I just laughed and patted his arm. Though, as Dove would say, I’d tied myself up tighter than Hogan’s goat, I never felt less worried in my life. I knew somewhere down the road it was all going to cave in on me, but right at that moment, all I felt was an odd sort of giddy relief. Something had changed in me in the last two weeks. At that moment I felt like I could face anything.
“C‘mon, Miguel,” I said. “The worst that could happen is I spend a couple of years in the slammer. I’ll write a book about it. Get rich and famous. Go on Oprah.”
“That’s not funny,” he said, giving me a baleful look. He led me to the one cell at the end of the block reserved for women and juveniles. I was the sole resident. He left the door to the cell unlocked and brought me coffee and cups of water until I thought I was going to float away. He told me J.D. was upstairs being questioned and that he’d demanded his lawyer. They were working on obtaining a search warrant for his house. Apparently, Ortiz knew his job better than I thought. J.D. had been one of the suspects all along. I had just brought things to a head sooner than expected.

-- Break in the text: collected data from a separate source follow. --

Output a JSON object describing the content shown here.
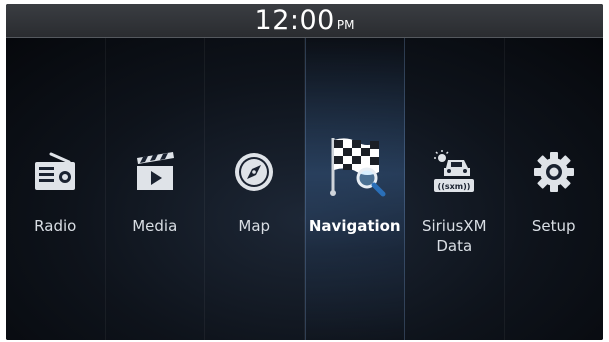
{
  "status": {
    "time": "12:00",
    "ampm": "PM"
  },
  "menu": [
    {
      "label": "Radio",
      "icon": "radio-icon"
    },
    {
      "label": "Media",
      "icon": "media-icon"
    },
    {
      "label": "Map",
      "icon": "compass-icon"
    },
    {
      "label": "Navigation",
      "icon": "checkered-flag-icon",
      "selected": true
    },
    {
      "label_line1": "SiriusXM",
      "label_line2": "Data",
      "icon": "sxm-car-icon",
      "badge": "((sxm))"
    },
    {
      "label": "Setup",
      "icon": "gear-icon"
    }
  ],
  "colors": {
    "active_glow": "#3c6496",
    "text": "#d9dee4"
  }
}
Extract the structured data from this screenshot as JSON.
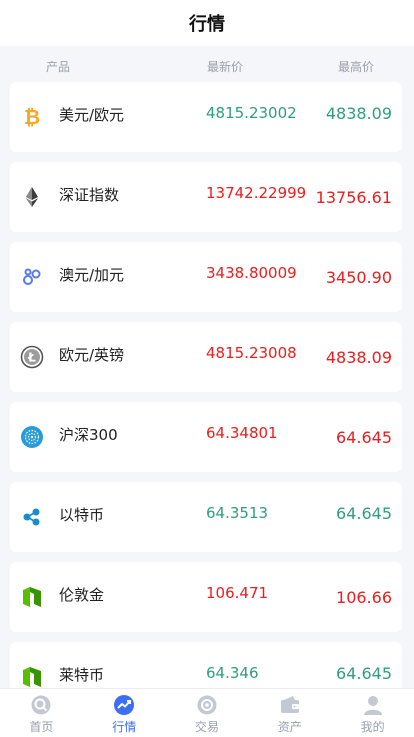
{
  "header": {
    "title": "行情"
  },
  "columns": {
    "product": "产品",
    "latest": "最新价",
    "high": "最高价"
  },
  "rows": [
    {
      "name": "美元/欧元",
      "price": "4815.23002",
      "high": "4838.09",
      "price_color": "green",
      "high_color": "green",
      "icon": "bitcoin-icon"
    },
    {
      "name": "深证指数",
      "price": "13742.22999",
      "high": "13756.61",
      "price_color": "red",
      "high_color": "red",
      "icon": "ethereum-icon"
    },
    {
      "name": "澳元/加元",
      "price": "3438.80009",
      "high": "3450.90",
      "price_color": "red",
      "high_color": "red",
      "icon": "chainlink-icon"
    },
    {
      "name": "欧元/英镑",
      "price": "4815.23008",
      "high": "4838.09",
      "price_color": "red",
      "high_color": "red",
      "icon": "litecoin-icon"
    },
    {
      "name": "沪深300",
      "price": "64.34801",
      "high": "64.645",
      "price_color": "red",
      "high_color": "red",
      "icon": "cardano-icon"
    },
    {
      "name": "以特币",
      "price": "64.3513",
      "high": "64.645",
      "price_color": "green",
      "high_color": "green",
      "icon": "ripple-icon"
    },
    {
      "name": "伦敦金",
      "price": "106.471",
      "high": "106.66",
      "price_color": "red",
      "high_color": "red",
      "icon": "neo-icon"
    },
    {
      "name": "莱特币",
      "price": "64.346",
      "high": "64.645",
      "price_color": "green",
      "high_color": "green",
      "icon": "neo-icon"
    }
  ],
  "tabs": [
    {
      "label": "首页",
      "icon": "home-icon",
      "active": false
    },
    {
      "label": "行情",
      "icon": "market-icon",
      "active": true
    },
    {
      "label": "交易",
      "icon": "trade-icon",
      "active": false
    },
    {
      "label": "资产",
      "icon": "wallet-icon",
      "active": false
    },
    {
      "label": "我的",
      "icon": "user-icon",
      "active": false
    }
  ],
  "colors": {
    "accent": "#3d6ff5",
    "up": "#2f9e7d",
    "down": "#ee1c1c"
  }
}
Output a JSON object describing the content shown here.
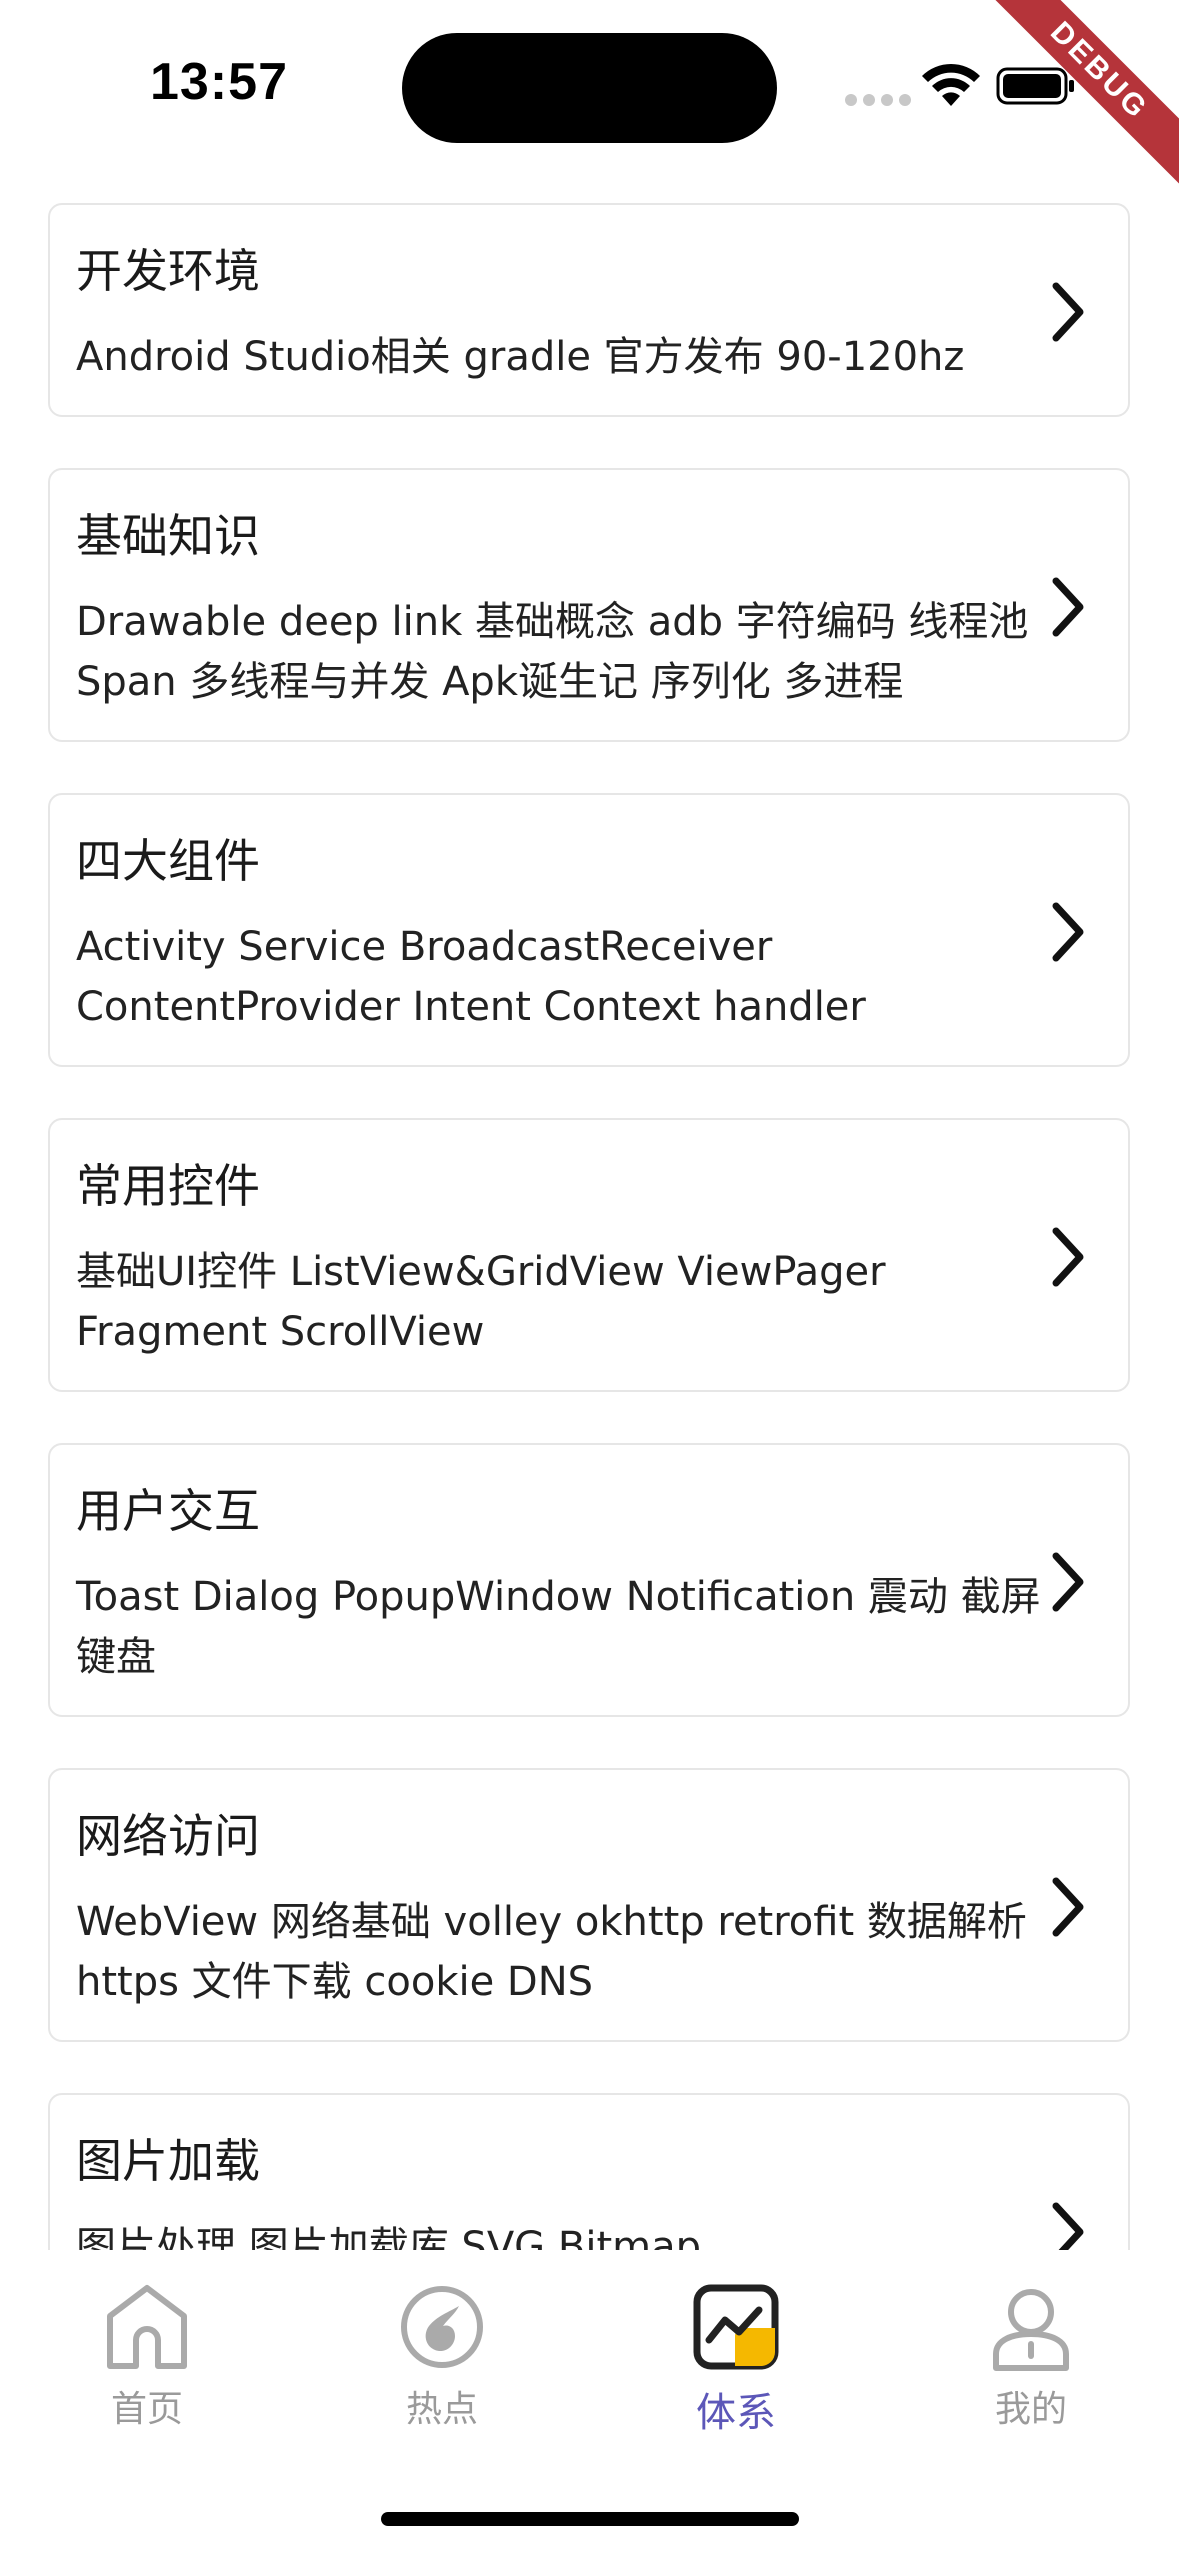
{
  "status_bar": {
    "time": "13:57"
  },
  "debug_banner": "DEBUG",
  "categories": [
    {
      "title": "开发环境",
      "desc": "Android Studio相关 gradle 官方发布 90-120hz"
    },
    {
      "title": "基础知识",
      "desc": "Drawable deep link 基础概念 adb 字符编码 线程池 Span 多线程与并发 Apk诞生记 序列化 多进程"
    },
    {
      "title": "四大组件",
      "desc": "Activity Service BroadcastReceiver ContentProvider Intent Context handler"
    },
    {
      "title": "常用控件",
      "desc": "基础UI控件 ListView&GridView ViewPager Fragment ScrollView"
    },
    {
      "title": "用户交互",
      "desc": "Toast Dialog PopupWindow Notification 震动 截屏 键盘"
    },
    {
      "title": "网络访问",
      "desc": "WebView 网络基础 volley okhttp retrofit 数据解析 https 文件下载 cookie DNS"
    },
    {
      "title": "图片加载",
      "desc": "图片处理 图片加载库 SVG Bitmap"
    }
  ],
  "tabbar": {
    "tabs": [
      {
        "label": "首页",
        "icon": "home-icon"
      },
      {
        "label": "热点",
        "icon": "hot-icon"
      },
      {
        "label": "体系",
        "icon": "system-chart-icon",
        "active": true
      },
      {
        "label": "我的",
        "icon": "profile-icon"
      }
    ]
  },
  "colors": {
    "active_tab": "#5c57b8",
    "inactive_tab": "#9a9a9a",
    "accent_yellow": "#f5b800",
    "card_border": "#e6e6e6",
    "debug_ribbon": "#b5343a"
  }
}
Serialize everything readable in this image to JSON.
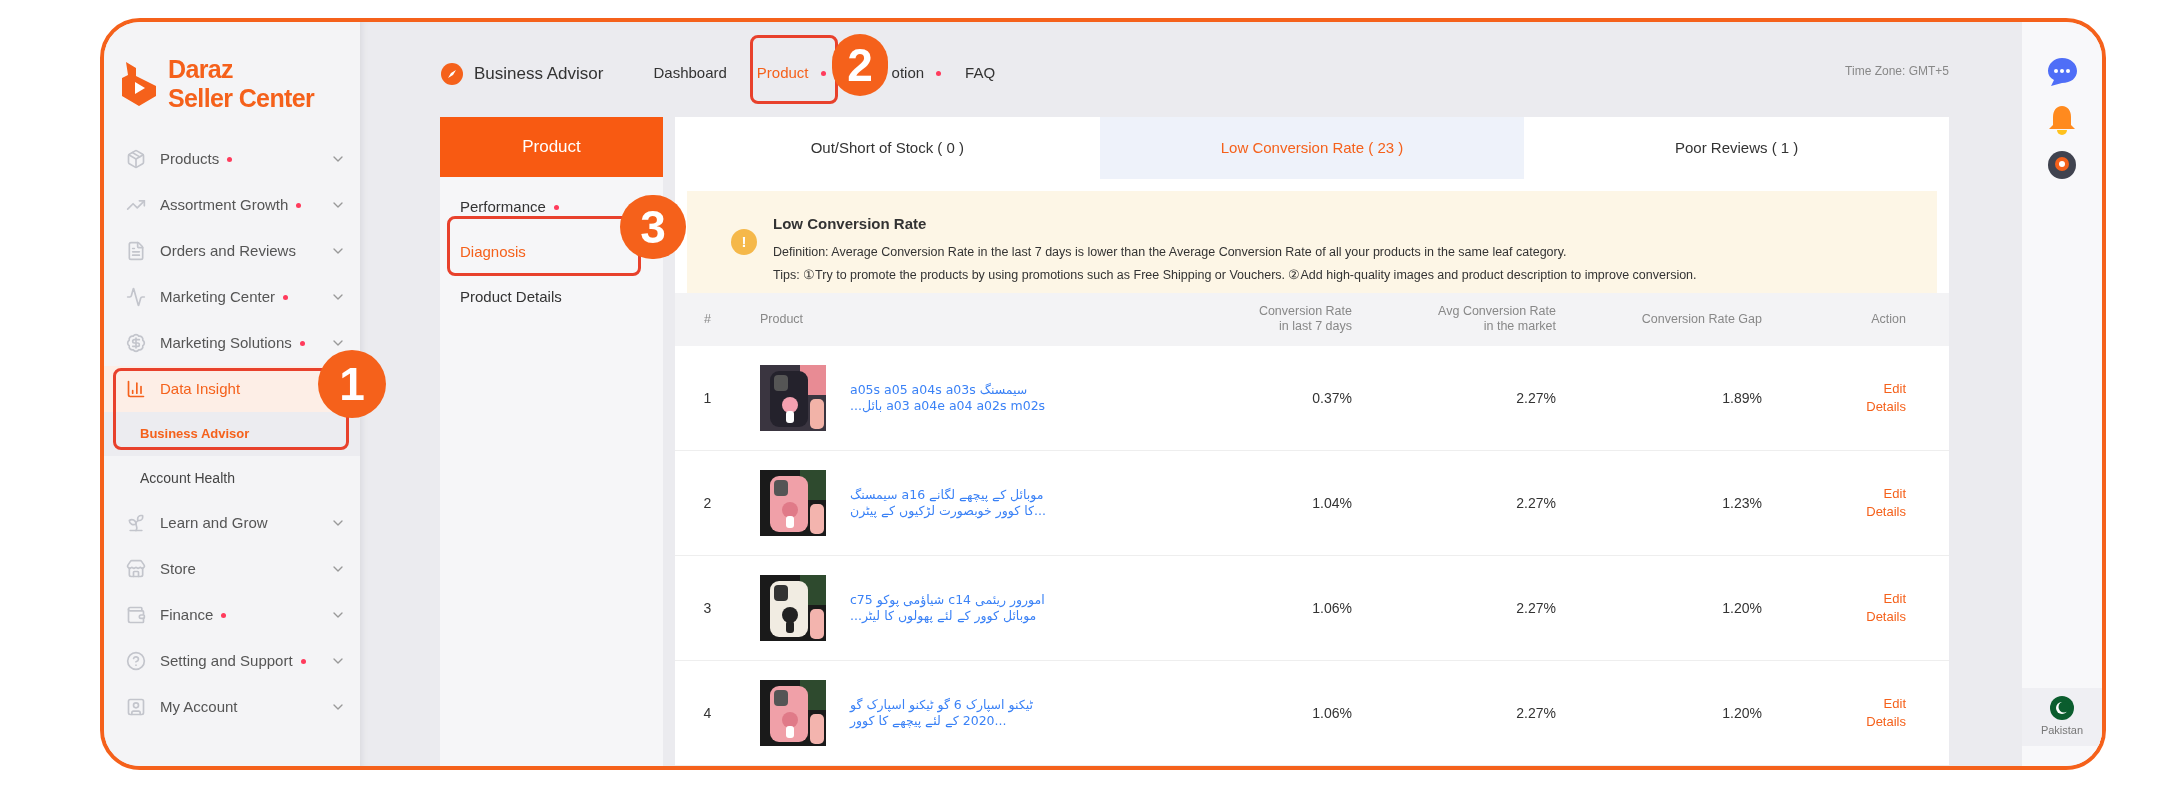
{
  "sidebar": {
    "logo": {
      "line1": "Daraz",
      "line2": "Seller Center"
    },
    "items": [
      {
        "label": "Products",
        "dot": true,
        "expanded": false,
        "selected": false
      },
      {
        "label": "Assortment Growth",
        "dot": true,
        "expanded": false,
        "selected": false
      },
      {
        "label": "Orders and Reviews",
        "dot": false,
        "expanded": false,
        "selected": false
      },
      {
        "label": "Marketing Center",
        "dot": true,
        "expanded": false,
        "selected": false
      },
      {
        "label": "Marketing Solutions",
        "dot": true,
        "expanded": false,
        "selected": false
      },
      {
        "label": "Data Insight",
        "dot": false,
        "expanded": true,
        "selected": true,
        "children": [
          {
            "label": "Business Advisor",
            "selected": true
          },
          {
            "label": "Account Health",
            "selected": false
          }
        ]
      },
      {
        "label": "Learn and Grow",
        "dot": false,
        "expanded": false,
        "selected": false
      },
      {
        "label": "Store",
        "dot": false,
        "expanded": false,
        "selected": false
      },
      {
        "label": "Finance",
        "dot": true,
        "expanded": false,
        "selected": false
      },
      {
        "label": "Setting and Support",
        "dot": true,
        "expanded": false,
        "selected": false
      },
      {
        "label": "My Account",
        "dot": false,
        "expanded": false,
        "selected": false
      }
    ]
  },
  "topnav": {
    "title": "Business Advisor",
    "links": [
      {
        "label": "Dashboard",
        "selected": false,
        "dot": false
      },
      {
        "label": "Product",
        "selected": true,
        "dot": true
      },
      {
        "label": "otion",
        "selected": false,
        "dot": true
      },
      {
        "label": "FAQ",
        "selected": false,
        "dot": false
      }
    ],
    "timezone": "Time Zone: GMT+5"
  },
  "subnav": {
    "header": "Product",
    "items": [
      {
        "label": "Performance",
        "selected": false,
        "dot": true
      },
      {
        "label": "Diagnosis",
        "selected": true,
        "dot": false
      },
      {
        "label": "Product Details",
        "selected": false,
        "dot": false
      }
    ]
  },
  "tabs": [
    {
      "label": "Out/Short of Stock ( 0 )",
      "selected": false
    },
    {
      "label": "Low Conversion Rate ( 23 )",
      "selected": true
    },
    {
      "label": "Poor Reviews ( 1 )",
      "selected": false
    }
  ],
  "notice": {
    "icon_text": "!",
    "title": "Low Conversion Rate",
    "definition": "Definition: Average Conversion Rate in the last 7 days is lower than the Average Conversion Rate of all your products in the same leaf category.",
    "tips": "Tips: ①Try to promote the products by using promotions such as Free Shipping or Vouchers. ②Add high-quality images and product description to improve conversion."
  },
  "table": {
    "columns": [
      "#",
      "Product",
      "Conversion Rate\nin last 7 days",
      "Avg Conversion Rate\nin the market",
      "Conversion Rate Gap",
      "Action"
    ],
    "rows": [
      {
        "index": "1",
        "title": [
          "سیمسنگ a05s a05 a04s a03s",
          "a03 a04e a04 a02s m02s بائل..."
        ],
        "conversion_rate": "0.37%",
        "avg_rate": "2.27%",
        "gap": "1.89%",
        "actions": [
          "Edit",
          "Details"
        ]
      },
      {
        "index": "2",
        "title": [
          "موبائل کے پیچھے لگانے a16 سیمسنگ",
          "...کا کوور خوبصورت لڑکیوں کے پیٹرن"
        ],
        "conversion_rate": "1.04%",
        "avg_rate": "2.27%",
        "gap": "1.23%",
        "actions": [
          "Edit",
          "Details"
        ]
      },
      {
        "index": "3",
        "title": [
          "c75 شیاؤمی پوکو cامورور ریئمی 14",
          "...موبائل کوور کے لئے پھولوں کا لیٹر"
        ],
        "conversion_rate": "1.06%",
        "avg_rate": "2.27%",
        "gap": "1.20%",
        "actions": [
          "Edit",
          "Details"
        ]
      },
      {
        "index": "4",
        "title": [
          "ٹیکنو اسپارک 6 گو ٹیکنو اسپارک گو",
          "...2020 کے لئے پیچھے کا کوور"
        ],
        "conversion_rate": "1.06%",
        "avg_rate": "2.27%",
        "gap": "1.20%",
        "actions": [
          "Edit",
          "Details"
        ]
      }
    ]
  },
  "callouts": [
    {
      "number": "1"
    },
    {
      "number": "2"
    },
    {
      "number": "3"
    }
  ],
  "right_rail": {
    "country": "Pakistan"
  }
}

Ortiz must have cooled off slightly, because a couple of hours later, word came from up top no charges were being filed against me. After giving my statement, I was free to go.
Miguel dropped me off at the
Tribune
, where I picked up my truck. I gave enough of a statement to the reporters to appease them, then drove to my house, packed a bag, and left a message with Constance’s housekeeper informing her I was taking a week off. Let her worry about the museum for a while. On the way home to Dove and Daddy, I swung by the mall. At eleven A.M. on a weekday morning, I was the shop’s only customer.
“Are you sure?” The skinny girl with the platinum crew cut looked at me nervously in the mirror.
“Absolutely,” I said and told her to get on with it.
“For the love of Mike,” Dove said when she saw me. She ran her fingers through my newly shorn neck-length hair. “You look like one of them fashion models in the magazines.” We walked out to the barn so Dove could feed an orphan calf whose mother had died while giving birth.
“Slow down, you greedy little thing,” she said as she held the bottle up and the calf eagerly drank.
“What happened to the cow?” I asked as I perched on the side of the stall.
“She was just too weak to make it,” Dove said. “And we don’t have any spare mamas to graft it to, so I guess I’ll be its mama.” She looked up at me and smiled.
I smiled back. “Like with me.”
“That’s right. Only I’ll bet you dollars to doughnuts this one will probably be a mite easier to raise than you were.”
“I was a good kid,” I protested, kicking the side of the stall with the back of my boot.
“When you were sleeping.”
“Dove?”
“Yes, honeybun.”
“Did Mama ever talk about me to you? I mean, before she died. Was there anything she ever told you to tell me?” I don’t know what I was searching for, some words of wisdom maybe, something to tell me how to make it through the rest of my life.